DESCRIPTION (provided by applicant): Peroxisome proliferation-activated receptor-gamma 1 (PPAR?) is expressed at very high levels in colonic epithelial cells. Activation of this receptor by thiazolidinedione (TZD) drugs inhibits formation of pre-neoplastic aberrant crypt foci (ACF) in pre-clinical models of sporadic colon cancer. Humans who have large numbers of ACF are at risk for colon cancer, and the pre- clinical data suggest that activation of PPAR? might reduce the burden of ACF in humans who are at risk for colon cancer. However, recent data linking TZDs to cardiovascular risk make it unlikely that any TZD will ever be used for colon cancer chemoprevention in humans. There is therefore a pressing need to figure out how to take advantage of the chemopreventive potential of PPAR? while by passing potential deleterious side effects. Our solution is to use PPAR? as a tool to identify genomic pathways that are involved in suppression of transformed growth of early stage colon cancer cells. These pathways can then be developed as chemopreventive targets downstream of PPAR?. As proof-of-concept, we have used a systems biology approach to identify calcineurin as a nodal PPAR? target that controls the activity of the NFATc family of transcription factors. PPAR? induces an endogenous calcineurin inhibitor (DSCR1), which inhibits calcineurin, leading to inhibition of NFATc activity and subsequent downregulation of key NFATc target genes involved in invasion (COX2) and proliferation (c-MYC). Calcineurin is the product of several FDA-approved drugs which we will use to test the hypothesis that calcineurin is a nodal effector of a PPAR?-regulated pathway that controls invasion and proliferation of early stage colon cancer cells (Specific Aim 1).

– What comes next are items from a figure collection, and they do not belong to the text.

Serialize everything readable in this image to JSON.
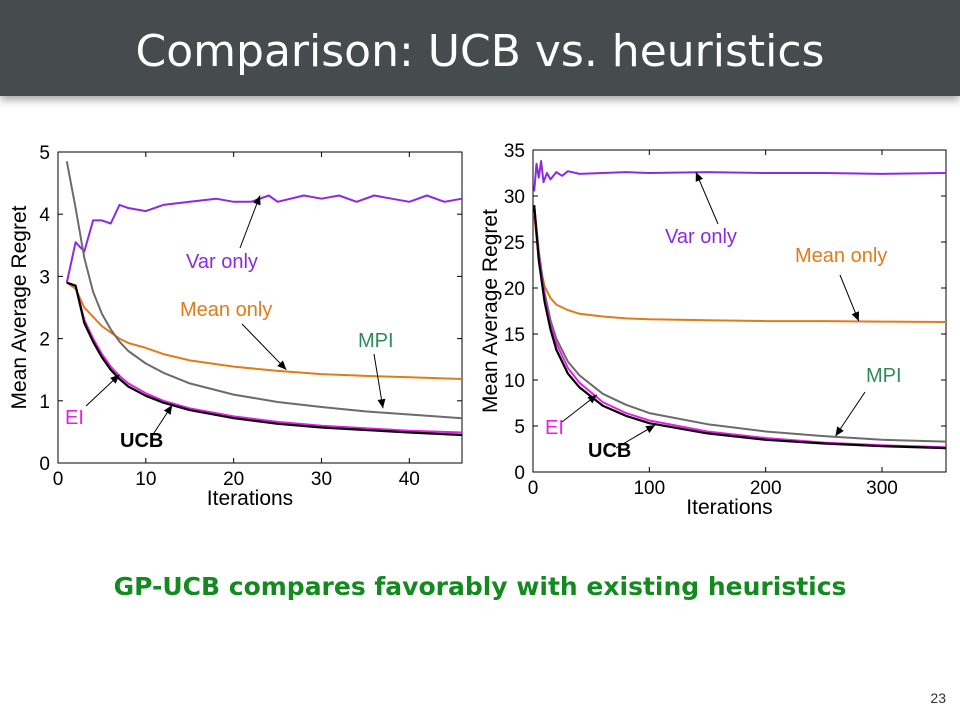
{
  "slide": {
    "title": "Comparison: UCB vs. heuristics",
    "caption": "GP-UCB compares favorably with existing heuristics",
    "page_number": "23"
  },
  "colors": {
    "title_bar": "#464b4e",
    "caption": "#138a1f",
    "Var only": "#8a2be2",
    "Mean only": "#e07b1a",
    "MPI": "#6b6b6b",
    "EI": "#e620e6",
    "UCB": "#000000"
  },
  "chart_data": [
    {
      "type": "line",
      "xlabel": "Iterations",
      "ylabel": "Mean Average Regret",
      "xlim": [
        0,
        46
      ],
      "ylim": [
        0,
        5
      ],
      "xticks": [
        0,
        10,
        20,
        30,
        40
      ],
      "yticks": [
        0,
        1,
        2,
        3,
        4,
        5
      ],
      "series": [
        {
          "name": "Var only",
          "x": [
            1,
            2,
            3,
            4,
            5,
            6,
            7,
            8,
            10,
            12,
            15,
            18,
            20,
            22,
            24,
            25,
            28,
            30,
            32,
            34,
            36,
            38,
            40,
            42,
            44,
            46
          ],
          "y": [
            2.9,
            3.55,
            3.4,
            3.9,
            3.9,
            3.85,
            4.15,
            4.1,
            4.05,
            4.15,
            4.2,
            4.25,
            4.2,
            4.2,
            4.3,
            4.2,
            4.3,
            4.25,
            4.3,
            4.2,
            4.3,
            4.25,
            4.2,
            4.3,
            4.2,
            4.25
          ]
        },
        {
          "name": "Mean only",
          "x": [
            1,
            2,
            3,
            4,
            5,
            6,
            7,
            8,
            10,
            12,
            15,
            20,
            25,
            30,
            35,
            40,
            46
          ],
          "y": [
            2.9,
            2.8,
            2.5,
            2.35,
            2.2,
            2.1,
            2.0,
            1.93,
            1.85,
            1.75,
            1.65,
            1.55,
            1.48,
            1.43,
            1.4,
            1.38,
            1.35
          ]
        },
        {
          "name": "MPI",
          "x": [
            1,
            2,
            3,
            4,
            5,
            6,
            7,
            8,
            10,
            12,
            15,
            20,
            25,
            30,
            35,
            40,
            46
          ],
          "y": [
            4.85,
            4.1,
            3.3,
            2.75,
            2.4,
            2.15,
            1.95,
            1.8,
            1.6,
            1.45,
            1.28,
            1.1,
            0.98,
            0.9,
            0.83,
            0.78,
            0.72
          ]
        },
        {
          "name": "EI",
          "x": [
            1,
            2,
            3,
            4,
            5,
            6,
            7,
            8,
            10,
            12,
            15,
            20,
            25,
            30,
            35,
            40,
            46
          ],
          "y": [
            2.9,
            2.85,
            2.3,
            2.0,
            1.75,
            1.55,
            1.4,
            1.28,
            1.12,
            1.0,
            0.88,
            0.75,
            0.66,
            0.6,
            0.56,
            0.52,
            0.49
          ]
        },
        {
          "name": "UCB",
          "x": [
            1,
            2,
            3,
            4,
            5,
            6,
            7,
            8,
            10,
            12,
            15,
            20,
            25,
            30,
            35,
            40,
            46
          ],
          "y": [
            2.9,
            2.85,
            2.25,
            1.95,
            1.7,
            1.5,
            1.35,
            1.23,
            1.08,
            0.97,
            0.85,
            0.72,
            0.63,
            0.57,
            0.53,
            0.49,
            0.45
          ]
        }
      ],
      "annotations": [
        {
          "text": "Var only",
          "series": "Var only"
        },
        {
          "text": "Mean only",
          "series": "Mean only"
        },
        {
          "text": "MPI",
          "series": "MPI"
        },
        {
          "text": "EI",
          "series": "EI"
        },
        {
          "text": "UCB",
          "series": "UCB"
        }
      ]
    },
    {
      "type": "line",
      "xlabel": "Iterations",
      "ylabel": "Mean Average Regret",
      "xlim": [
        0,
        355
      ],
      "ylim": [
        0,
        35
      ],
      "xticks": [
        0,
        100,
        200,
        300
      ],
      "yticks": [
        0,
        5,
        10,
        15,
        20,
        25,
        30,
        35
      ],
      "series": [
        {
          "name": "Var only",
          "x": [
            1,
            3,
            5,
            7,
            9,
            12,
            15,
            20,
            25,
            30,
            40,
            60,
            80,
            100,
            150,
            200,
            250,
            300,
            355
          ],
          "y": [
            30.5,
            33.5,
            32.0,
            33.8,
            31.5,
            32.5,
            31.8,
            32.6,
            32.2,
            32.7,
            32.4,
            32.5,
            32.6,
            32.5,
            32.6,
            32.5,
            32.5,
            32.4,
            32.5
          ]
        },
        {
          "name": "Mean only",
          "x": [
            1,
            5,
            10,
            15,
            20,
            30,
            40,
            60,
            80,
            100,
            150,
            200,
            250,
            300,
            355
          ],
          "y": [
            28.0,
            23.0,
            20.2,
            18.9,
            18.2,
            17.6,
            17.2,
            16.9,
            16.7,
            16.6,
            16.5,
            16.4,
            16.4,
            16.35,
            16.3
          ]
        },
        {
          "name": "MPI",
          "x": [
            1,
            5,
            10,
            15,
            20,
            30,
            40,
            60,
            80,
            100,
            150,
            200,
            250,
            300,
            355
          ],
          "y": [
            29.0,
            24.0,
            19.5,
            16.5,
            14.5,
            12.0,
            10.5,
            8.5,
            7.3,
            6.4,
            5.2,
            4.4,
            3.9,
            3.5,
            3.3
          ]
        },
        {
          "name": "EI",
          "x": [
            1,
            5,
            10,
            15,
            20,
            30,
            40,
            60,
            80,
            100,
            150,
            200,
            250,
            300,
            355
          ],
          "y": [
            29.0,
            23.5,
            19.0,
            16.0,
            14.0,
            11.3,
            9.7,
            7.6,
            6.4,
            5.6,
            4.4,
            3.7,
            3.2,
            2.9,
            2.7
          ]
        },
        {
          "name": "UCB",
          "x": [
            1,
            5,
            10,
            15,
            20,
            30,
            40,
            60,
            80,
            100,
            150,
            200,
            250,
            300,
            355
          ],
          "y": [
            29.0,
            23.0,
            18.5,
            15.5,
            13.3,
            10.7,
            9.2,
            7.2,
            6.1,
            5.3,
            4.2,
            3.5,
            3.1,
            2.8,
            2.6
          ]
        }
      ],
      "annotations": [
        {
          "text": "Var only",
          "series": "Var only"
        },
        {
          "text": "Mean only",
          "series": "Mean only"
        },
        {
          "text": "MPI",
          "series": "MPI"
        },
        {
          "text": "EI",
          "series": "EI"
        },
        {
          "text": "UCB",
          "series": "UCB"
        }
      ]
    }
  ]
}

We will determine if genetic and pharmacological inhibition of calcineurin blocks ACF formation in azoxymethane-treated mice (Specific Aim 2). Finally, we will mine our genomic data to identify other PPAR?-regulated pathways that are linked to transformation and are targets of FDA-approved drugs. These pathways will be validated and evaluated for inhibition of proliferation and/or invasion in culture, with the view of testing their chemopreventive efficacy in vivo as part of our future goals.

描述（由申请人提供）： 在结肠上皮细胞中，过氧化物酶体增殖激活的受体伽马1（PPAR？）在非常高的水平上表达。噻唑烷二酮（TZD）药物激活该受体会抑制在散发性结肠癌的临床前模型中形成的肿瘤前异常隐窝灶（ACF）。拥有大量ACF的人有结肠癌的风险，并且临床数据表明PPAR的激活？可能会减轻患有结肠癌风险的人类ACF的负担。但是，最近将TZD与心血管风险联系起来的数据使得任何TZD都不可能用于人类的结肠癌化学预防。因此，迫切需要弄清楚如何利用PPAR的化学预防潜力？通过传递潜在的有害副作用。我们的解决方案是使用PPAR？作为识别参与抑制早期结肠癌细胞转化生长的基因组途径的工具。然后，这些途径可以作为PPAR下游的化学预防靶标发展。作为概念验证，我们使用了系统生物学方法来识别钙调神经酶为淋巴结PPAR？控制NFATC转录因子家族活性的目标。 ppar？诱导内源性钙调蛋白抑制剂（DSCR1），该抑制剂抑制钙调蛋白，导致抑制NFATC活性，并随后下调参与侵袭（COX2）和增殖的关键NFATC靶基因和增殖（C-Myc）。钙调蛋白是几种FDA批准的药物的产物，我们将用来检验钙调神经酶是PPAR？调节途径的淋巴结效应子的假设，该途径控制着早期阶段结肠癌细胞的侵袭和增殖（特定目标1）。我们将确定钙氧甲烷处理的小鼠中钙调神经酶阻滞的遗传学和药理抑制是否形成了ACF的形成（特定的目标2）。最后，我们将挖掘我们的基因组数据，以识别与转化有关的其他PPAR？调节的途径，并且是FDA批准的药物的靶标。这些途径将经过验证和评估，以抑制培养物中的增殖和/或侵袭，并将其作为我们未来目标的一部分测试其体内化学预防功效。